Most file systems allow a filename that looks like a UTF-8 representation, but isn't, or a filename that would be an illegal sequence of bytes in a UTF-8 string. Of course, having both options would be nice! |
I'm of the opinion that this should be hidden from the programmer in a standard 'catch-all' library. The bottom line is that whatever C++ does for files will never
match every file system exactly -- so the goal of the library should be to make it
work with every file system. If this involves converting utf-8 to whatever format the filesystem uses, then that's what it should do.
The programmer shouldn't have to worry about which format the filesystem uses for filenames -- that's micromanagement. If the programmer
chooses to want to deal with such details, then they can opt to deal with filesystem I/O calls directly -- this is the beauty of C++. However they should not
have to.
Unicode codepoints can represent virtually any string used for a filename.. so why not take advantage of that. Sure it may not work 100% in some obscure filesystem hardly anyone ever uses, but it would be better than hardly working at all (which is what I'd call its current state).
The thing that makes this so tragic is that the interface doesn't even have to change. Just the implimentation does.

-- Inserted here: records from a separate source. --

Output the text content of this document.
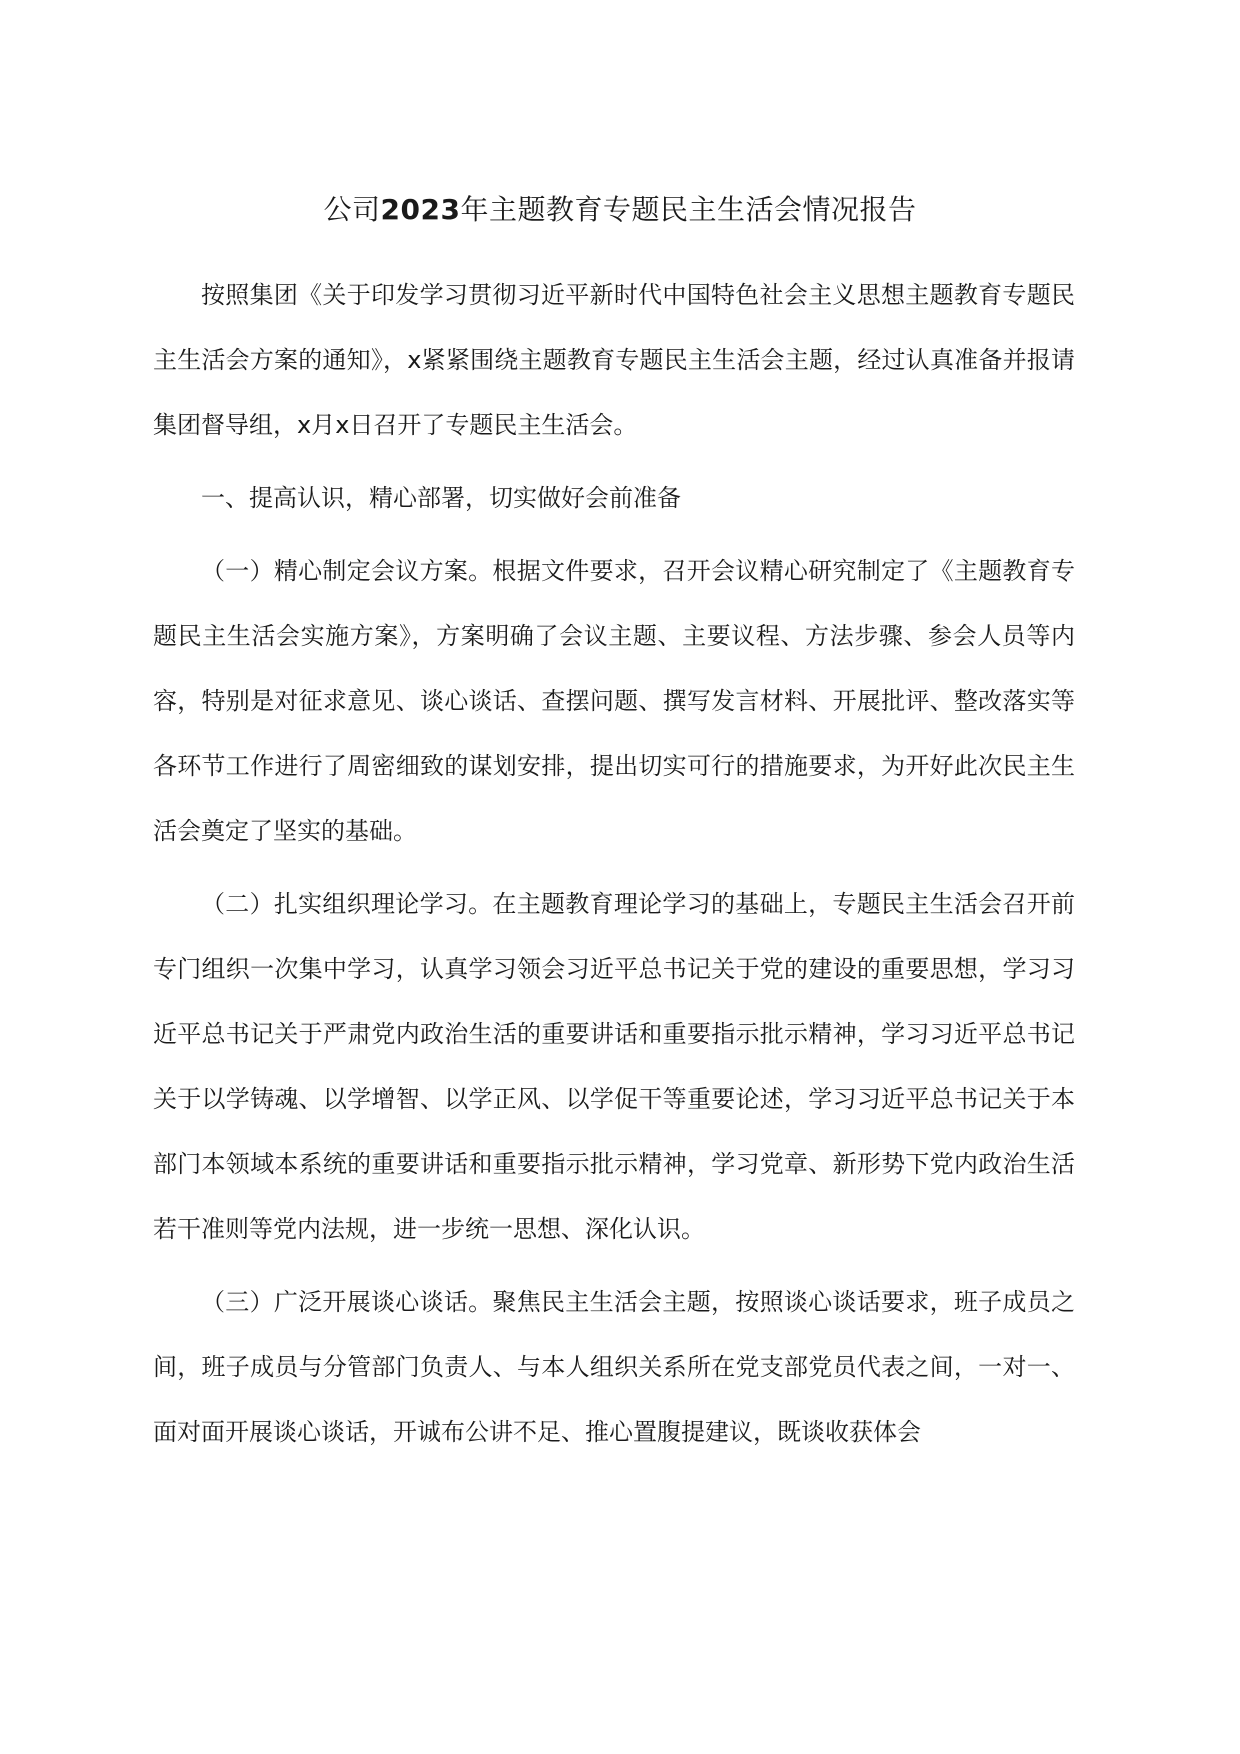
公司2023年主题教育专题民主生活会情况报告

按照集团《关于印发学习贯彻习近平新时代中国特色社会主义思想主题教育专题民主生活会方案的通知》，x紧紧围绕主题教育专题民主生活会主题，经过认真准备并报请集团督导组，x月x日召开了专题民主生活会。

一、提高认识，精心部署，切实做好会前准备

（一）精心制定会议方案。根据文件要求，召开会议精心研究制定了《主题教育专题民主生活会实施方案》，方案明确了会议主题、主要议程、方法步骤、参会人员等内容，特别是对征求意见、谈心谈话、查摆问题、撰写发言材料、开展批评、整改落实等各环节工作进行了周密细致的谋划安排，提出切实可行的措施要求，为开好此次民主生活会奠定了坚实的基础。

（二）扎实组织理论学习。在主题教育理论学习的基础上，专题民主生活会召开前专门组织一次集中学习，认真学习领会习近平总书记关于党的建设的重要思想，学习习近平总书记关于严肃党内政治生活的重要讲话和重要指示批示精神，学习习近平总书记关于以学铸魂、以学增智、以学正风、以学促干等重要论述，学习习近平总书记关于本部门本领域本系统的重要讲话和重要指示批示精神，学习党章、新形势下党内政治生活若干准则等党内法规，进一步统一思想、深化认识。

（三）广泛开展谈心谈话。聚焦民主生活会主题，按照谈心谈话要求，班子成员之间，班子成员与分管部门负责人、与本人组织关系所在党支部党员代表之间，一对一、面对面开展谈心谈话，开诚布公讲不足、推心置腹提建议，既谈收获体会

A sub-$1000 laptop these days has 2GB of memory. The in-memory size of a character is really a 20th century worry. |
I try really hard not to get caught up in this line of thought. To me it makes no sense that programs should be intentially less efficient simply because computers are more powerful. UTF-32 would make the programmer's job slightly easier, sure, but at the cost of heavier RAM usage, bigger executables, more cache misses, slower code, etc, etc.
Though I realize this is a heavy debate and we simply disagree on it -- and it isn't really my primary point anyway, so I don't really want to pursue this further. Plus I'm still on a 20th century computer with only 512MB of RAM, so I'm probably biased.
but is a poor language for portability across things like filesystems. |
It's actually great for it
provided you have the right libraries. I've been using wxWidgets for a while now and it is fantastic for this kind of thing. I'll take it over .NET or Java any day of the week.
C++ blends the best of high and mid-level languages in that it
can be portable, but also can do low level things specific to a particular machine that other, higher level languages can't.
Basically what I'm saying is, it's all about the libraries. The language is just the interface to communicate with those libs. I'm not saying that standard libs should be as extensive as something like wxWidgets... but they should at least be functional for practical modern-day application. And localization
should be a concern for any modern-day programmer (or at least to those who intend to release their programs to the public).
C++ strings/files are fine for quick test programs, but once you get past a certain point, you pretty much are forced to use something else, or you're stuck with some really crippling limitations.
Yes, I too create some class derived from basic_string<> |
heh, I didn't even use basic_string XD, I made mine from scratch. Wasn't sure if basic_string reference counted, among other things.
------------------------------
Technically, all NT file system calls use wchar_t, which happens to be of size 2
<snip>
Vista-64's wchar_t is of size 4 |
Great example of the ridiculousness of C++ strings. "wide character" is a pretty meaningless and useless term. Or at least its use varies far too much to be of any practical value.
You mean one that only works with Unicode? I don't. |
I meant one that works internally on Unicode. All characters in S-JIS (and virtually every other locale) can be represented in Unicode -- so when the library interacts with the filesystem (or whatever else), it can make the necessary conversion. The programmer need not know anything about it.